Sayın Başbakan diyor ki: "Eğer kan duracaksa İmralı'yla gidilir görüşülür." Git görüş kardeşim, seni tutan mı var? Allah aşkına, engelleyen mi var? "Gitme, görüşme." diyen mi var? Bu konu da çok net bir durum. Bu taleplerin, bu yaşanan gerginliğin, bu çatışmaların, bütün bunların aşılması için bir görüşme, bir diyalog, bir müzakere sürecinin yaşanması gerekiyor.

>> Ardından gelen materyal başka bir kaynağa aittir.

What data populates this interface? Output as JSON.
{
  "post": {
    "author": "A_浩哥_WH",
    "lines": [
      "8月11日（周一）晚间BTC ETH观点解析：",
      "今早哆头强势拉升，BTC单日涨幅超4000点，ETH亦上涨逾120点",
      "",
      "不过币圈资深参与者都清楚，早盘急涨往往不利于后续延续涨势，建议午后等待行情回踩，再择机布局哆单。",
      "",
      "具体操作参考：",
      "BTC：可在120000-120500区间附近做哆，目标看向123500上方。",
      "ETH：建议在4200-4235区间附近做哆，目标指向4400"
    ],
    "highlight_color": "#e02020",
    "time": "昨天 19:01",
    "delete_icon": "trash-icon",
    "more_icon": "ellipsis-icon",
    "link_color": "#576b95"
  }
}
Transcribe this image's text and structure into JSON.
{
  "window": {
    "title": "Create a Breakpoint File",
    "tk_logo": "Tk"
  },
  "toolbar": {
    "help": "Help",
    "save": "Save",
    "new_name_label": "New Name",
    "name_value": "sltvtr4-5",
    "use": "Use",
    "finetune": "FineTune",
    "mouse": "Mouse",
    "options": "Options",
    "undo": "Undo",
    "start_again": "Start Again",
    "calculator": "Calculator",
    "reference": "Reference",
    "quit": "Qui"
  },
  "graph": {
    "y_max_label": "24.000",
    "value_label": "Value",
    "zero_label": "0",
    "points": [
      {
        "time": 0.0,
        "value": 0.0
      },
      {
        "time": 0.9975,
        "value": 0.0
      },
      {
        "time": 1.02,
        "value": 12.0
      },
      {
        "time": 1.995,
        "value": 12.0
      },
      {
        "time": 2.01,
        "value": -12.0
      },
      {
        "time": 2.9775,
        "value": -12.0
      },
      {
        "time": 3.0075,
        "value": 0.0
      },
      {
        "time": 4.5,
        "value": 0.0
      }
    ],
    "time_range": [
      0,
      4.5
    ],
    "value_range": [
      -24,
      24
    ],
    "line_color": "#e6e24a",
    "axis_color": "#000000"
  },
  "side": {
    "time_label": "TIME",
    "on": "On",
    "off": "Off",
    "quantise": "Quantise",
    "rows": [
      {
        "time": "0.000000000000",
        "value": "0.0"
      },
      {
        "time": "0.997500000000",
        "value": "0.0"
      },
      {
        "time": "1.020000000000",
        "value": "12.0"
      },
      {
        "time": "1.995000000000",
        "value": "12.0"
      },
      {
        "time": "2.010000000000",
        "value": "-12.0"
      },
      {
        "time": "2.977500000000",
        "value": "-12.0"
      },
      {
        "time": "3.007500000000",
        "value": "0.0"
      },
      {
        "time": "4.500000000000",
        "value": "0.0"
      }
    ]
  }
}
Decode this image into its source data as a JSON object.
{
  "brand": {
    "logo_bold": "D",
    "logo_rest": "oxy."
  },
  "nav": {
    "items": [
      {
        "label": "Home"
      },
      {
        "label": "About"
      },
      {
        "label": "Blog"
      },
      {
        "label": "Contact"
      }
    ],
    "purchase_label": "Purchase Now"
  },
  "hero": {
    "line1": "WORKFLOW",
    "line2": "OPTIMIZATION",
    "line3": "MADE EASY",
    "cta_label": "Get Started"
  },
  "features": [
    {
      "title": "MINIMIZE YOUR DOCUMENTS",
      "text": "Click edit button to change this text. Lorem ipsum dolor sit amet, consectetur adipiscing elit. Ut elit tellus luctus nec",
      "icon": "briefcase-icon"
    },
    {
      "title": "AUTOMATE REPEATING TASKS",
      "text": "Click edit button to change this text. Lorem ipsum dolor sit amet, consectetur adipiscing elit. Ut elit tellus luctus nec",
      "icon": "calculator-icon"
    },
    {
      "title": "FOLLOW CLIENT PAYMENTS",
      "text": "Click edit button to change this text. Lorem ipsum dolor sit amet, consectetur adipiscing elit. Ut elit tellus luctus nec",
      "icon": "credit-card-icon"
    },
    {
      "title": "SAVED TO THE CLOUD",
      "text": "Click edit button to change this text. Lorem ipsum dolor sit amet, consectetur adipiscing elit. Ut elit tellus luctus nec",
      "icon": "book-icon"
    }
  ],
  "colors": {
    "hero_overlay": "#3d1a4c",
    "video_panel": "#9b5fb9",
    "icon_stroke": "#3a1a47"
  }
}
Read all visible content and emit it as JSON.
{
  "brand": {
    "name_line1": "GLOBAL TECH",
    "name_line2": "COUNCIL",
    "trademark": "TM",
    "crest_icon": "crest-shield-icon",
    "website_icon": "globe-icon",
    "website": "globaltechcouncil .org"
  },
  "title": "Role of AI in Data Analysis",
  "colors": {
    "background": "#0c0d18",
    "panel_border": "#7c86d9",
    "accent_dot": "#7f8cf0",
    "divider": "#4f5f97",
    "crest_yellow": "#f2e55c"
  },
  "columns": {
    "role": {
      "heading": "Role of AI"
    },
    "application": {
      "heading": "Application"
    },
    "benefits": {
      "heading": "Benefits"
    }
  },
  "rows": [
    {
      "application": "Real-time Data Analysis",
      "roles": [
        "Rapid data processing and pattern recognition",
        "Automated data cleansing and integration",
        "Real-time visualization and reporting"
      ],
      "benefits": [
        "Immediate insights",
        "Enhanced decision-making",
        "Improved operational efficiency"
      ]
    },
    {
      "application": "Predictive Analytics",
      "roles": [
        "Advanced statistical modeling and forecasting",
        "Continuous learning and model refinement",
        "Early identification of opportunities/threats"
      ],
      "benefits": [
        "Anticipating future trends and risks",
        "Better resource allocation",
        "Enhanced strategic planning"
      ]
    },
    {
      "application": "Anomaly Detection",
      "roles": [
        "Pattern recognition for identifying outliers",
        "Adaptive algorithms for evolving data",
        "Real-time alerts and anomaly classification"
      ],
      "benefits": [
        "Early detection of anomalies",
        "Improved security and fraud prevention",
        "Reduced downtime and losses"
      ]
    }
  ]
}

Bugün, iki hafta, üç hafta önce yapılan rutin Ankara görüşmeleri bazı gazetelerde manşet ve Mecliste grubu olan bir partinin normal diyalogları, normal görüşmeleri, normal bazı sıkıntıları paylaşmaları, "Süreci yumuşatmak için bir kapı aralar mıyız, bu çatışmalar dursun, bu gerilim dursun, yeni bir açılım imkânı, yeni bir görüşme imkânı mümkün mü?" gibi haklı görüşmelerin, haklı zeminlerde, Meclis Başkanlığında veya Köşk'te yapılan görüşmelerin elbette yapılmasından daha doğru bir şey yoktur ama bunlara doğru anlam yüklemek, doğru yönlendirmek, doğru görmek gerekir. Biz kendi açımızdan normal bir görüşme olarak gördük ve kamuoyuna açıklamadık, açıklanan konularda açıklama gereği duymadık arkadaşlar.

Bazı şeyler var ki gerçekten bunu Cumhurbaşkanıyla, Meclis Başkanıyla görüşüyorsunuz, görüşürsünüz, diğer partilerle görüşüyoruz, iktidar partisiyle de görüşeceğiz, konuşacağız, ana muhalefetle de görüşüyoruz. İnşallah, bir gün, MHP'yle de daha rahat konuşuruz, görüşürüz; o noktada da görüşebilir noktaya geliriz. Yeter ki bu ülkede sorunun çözümünü, siyasetin irade koyarak Mecliste yapmasını sağlayalım. Ben, bu anlamda, bu görüşmelerin çok gerekli olduğunu, yapılması gerektiğini söylüyorum.

Yine, son söz olarak, Halkların Demokratik Kongresinin partileşerek Halkların Demokratik Partisinin kuruluşunu buradan selamlıyorum ve Türkiye'nin 81 ilinde en kısa sürede örgütlenerek siyasal yaşama yeni bir adım, yeni bir nefes, yeni bir soluk, yeni bir ses, yeni ve çözümlerin adresi olmasını diliyorum ve hepinize saygılar sunuyorum. (BDP sıralarından alkışlar)

BAŞKAN - Teşekkür ederiz Sayın Kaplan.